If your client is a Developer:
  • Find an alternative buyer [foreign/domestic]
  • Work with lenders [forbearance/amnesty]
  • Find a replacement for your primary lender
  • Find alternative investment for the buyer within development
  • Consider incentives to entice purchase
  • Failure to complete project may lead to Receivers being appointed
  • Enforce failed contracts [Liquidation / Bankruptcy of buyer]
If your client is a Strata Manager:
  • Consider enforcement of debts to access benefits under Bankruptcy / Liquidation
  • Engage an independent and local Trustee/Liquidator to sell property
  • Statutory Trustee to exercise power of sale, if necessary
  • Debt is charged to property, ranks ahead of mortgagee (but not land tax)
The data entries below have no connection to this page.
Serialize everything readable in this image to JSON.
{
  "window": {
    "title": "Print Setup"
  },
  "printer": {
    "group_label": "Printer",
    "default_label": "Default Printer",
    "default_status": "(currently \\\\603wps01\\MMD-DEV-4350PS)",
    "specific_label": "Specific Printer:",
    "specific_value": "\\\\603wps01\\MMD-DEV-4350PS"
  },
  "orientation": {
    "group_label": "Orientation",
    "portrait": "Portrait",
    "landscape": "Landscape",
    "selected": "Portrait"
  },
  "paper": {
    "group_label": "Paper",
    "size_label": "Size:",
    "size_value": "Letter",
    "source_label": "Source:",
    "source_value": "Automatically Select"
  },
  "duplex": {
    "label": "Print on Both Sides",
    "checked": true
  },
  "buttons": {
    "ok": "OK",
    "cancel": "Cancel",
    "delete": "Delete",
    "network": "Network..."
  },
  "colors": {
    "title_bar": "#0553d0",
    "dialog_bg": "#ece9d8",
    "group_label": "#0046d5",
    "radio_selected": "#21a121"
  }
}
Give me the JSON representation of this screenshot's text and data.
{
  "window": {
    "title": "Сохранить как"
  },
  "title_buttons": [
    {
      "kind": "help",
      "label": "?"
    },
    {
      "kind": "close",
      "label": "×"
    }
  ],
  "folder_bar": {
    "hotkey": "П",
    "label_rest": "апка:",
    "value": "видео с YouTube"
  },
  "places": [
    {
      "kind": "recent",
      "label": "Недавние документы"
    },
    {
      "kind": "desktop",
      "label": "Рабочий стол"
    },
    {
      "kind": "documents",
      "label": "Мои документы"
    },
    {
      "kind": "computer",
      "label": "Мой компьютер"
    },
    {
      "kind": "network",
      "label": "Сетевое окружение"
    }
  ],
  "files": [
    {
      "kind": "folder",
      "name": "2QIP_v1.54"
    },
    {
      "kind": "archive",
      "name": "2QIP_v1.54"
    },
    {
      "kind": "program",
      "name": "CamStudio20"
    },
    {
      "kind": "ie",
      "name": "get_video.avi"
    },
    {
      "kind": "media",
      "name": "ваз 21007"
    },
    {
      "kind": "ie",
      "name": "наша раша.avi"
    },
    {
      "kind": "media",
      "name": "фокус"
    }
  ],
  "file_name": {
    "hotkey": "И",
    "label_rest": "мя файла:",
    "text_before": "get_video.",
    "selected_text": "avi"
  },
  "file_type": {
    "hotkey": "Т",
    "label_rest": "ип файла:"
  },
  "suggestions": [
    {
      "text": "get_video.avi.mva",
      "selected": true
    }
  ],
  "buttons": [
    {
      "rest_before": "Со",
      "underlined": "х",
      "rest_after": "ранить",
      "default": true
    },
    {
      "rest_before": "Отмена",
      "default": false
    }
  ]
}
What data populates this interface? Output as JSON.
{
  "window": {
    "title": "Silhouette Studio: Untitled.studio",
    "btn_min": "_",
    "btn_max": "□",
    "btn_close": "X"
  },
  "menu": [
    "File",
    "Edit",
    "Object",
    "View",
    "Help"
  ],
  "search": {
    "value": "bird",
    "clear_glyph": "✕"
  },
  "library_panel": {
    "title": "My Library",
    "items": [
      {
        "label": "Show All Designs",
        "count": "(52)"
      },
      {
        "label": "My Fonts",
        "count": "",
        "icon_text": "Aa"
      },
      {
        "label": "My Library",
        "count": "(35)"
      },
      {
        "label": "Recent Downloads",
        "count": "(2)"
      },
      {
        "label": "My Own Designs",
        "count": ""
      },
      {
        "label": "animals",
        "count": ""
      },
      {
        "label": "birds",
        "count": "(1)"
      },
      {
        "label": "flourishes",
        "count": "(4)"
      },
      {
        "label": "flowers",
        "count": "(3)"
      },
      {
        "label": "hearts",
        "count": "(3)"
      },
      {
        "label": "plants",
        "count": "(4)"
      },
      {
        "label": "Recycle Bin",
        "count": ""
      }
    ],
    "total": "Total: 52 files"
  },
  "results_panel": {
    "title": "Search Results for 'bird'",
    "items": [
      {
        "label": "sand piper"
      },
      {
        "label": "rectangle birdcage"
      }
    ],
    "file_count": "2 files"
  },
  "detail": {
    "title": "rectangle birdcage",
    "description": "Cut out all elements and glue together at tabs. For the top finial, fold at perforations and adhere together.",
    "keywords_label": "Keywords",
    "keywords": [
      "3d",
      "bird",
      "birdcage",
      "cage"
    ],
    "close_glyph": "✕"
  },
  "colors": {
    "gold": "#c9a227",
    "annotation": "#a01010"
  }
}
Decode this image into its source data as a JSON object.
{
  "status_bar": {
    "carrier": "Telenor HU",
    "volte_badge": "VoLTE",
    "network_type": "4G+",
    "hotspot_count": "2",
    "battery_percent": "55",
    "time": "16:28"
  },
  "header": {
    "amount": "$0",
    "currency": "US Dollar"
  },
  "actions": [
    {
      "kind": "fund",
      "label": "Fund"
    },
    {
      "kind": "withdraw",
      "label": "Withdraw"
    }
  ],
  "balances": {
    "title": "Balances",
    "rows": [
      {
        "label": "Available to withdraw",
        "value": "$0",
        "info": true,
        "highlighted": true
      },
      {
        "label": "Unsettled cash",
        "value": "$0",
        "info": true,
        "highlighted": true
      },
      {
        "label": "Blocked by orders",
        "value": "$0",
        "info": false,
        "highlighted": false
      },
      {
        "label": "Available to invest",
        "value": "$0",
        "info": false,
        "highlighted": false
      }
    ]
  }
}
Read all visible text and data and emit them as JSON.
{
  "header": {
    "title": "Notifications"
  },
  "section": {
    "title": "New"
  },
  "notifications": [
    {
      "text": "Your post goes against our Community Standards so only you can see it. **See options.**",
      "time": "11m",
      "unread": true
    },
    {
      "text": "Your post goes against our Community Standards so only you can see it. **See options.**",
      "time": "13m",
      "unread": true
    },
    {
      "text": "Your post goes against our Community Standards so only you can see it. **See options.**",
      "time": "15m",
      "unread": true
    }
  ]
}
If your client is a Landlord:
  • Insolvency of Landlord does not mean termination of leases
  • Consider extending bank guarantee to four to six months (potentially in lieu of Personal Guarantee)
  • Consider negotiating to keep tenant at reduced rent to preserve cash flow and lease
  • Consider forbearance to recoup losses at later stage
  • Consider other securities to protect performance

“To keep our economy from slipping into a recession, we have been encouraged to keep on spending, which in turn has created record household – and foreign – debt,” says Chris. “The knock-on effect is that Australia may lose its AAA credit rating and, if that happens, it will make money more expensive. And that will lead to higher interest rates. If interest rates go up by one or even two per cent, there’s economic talk that that would cause up to a million properties to be distressed. It would be carnage.”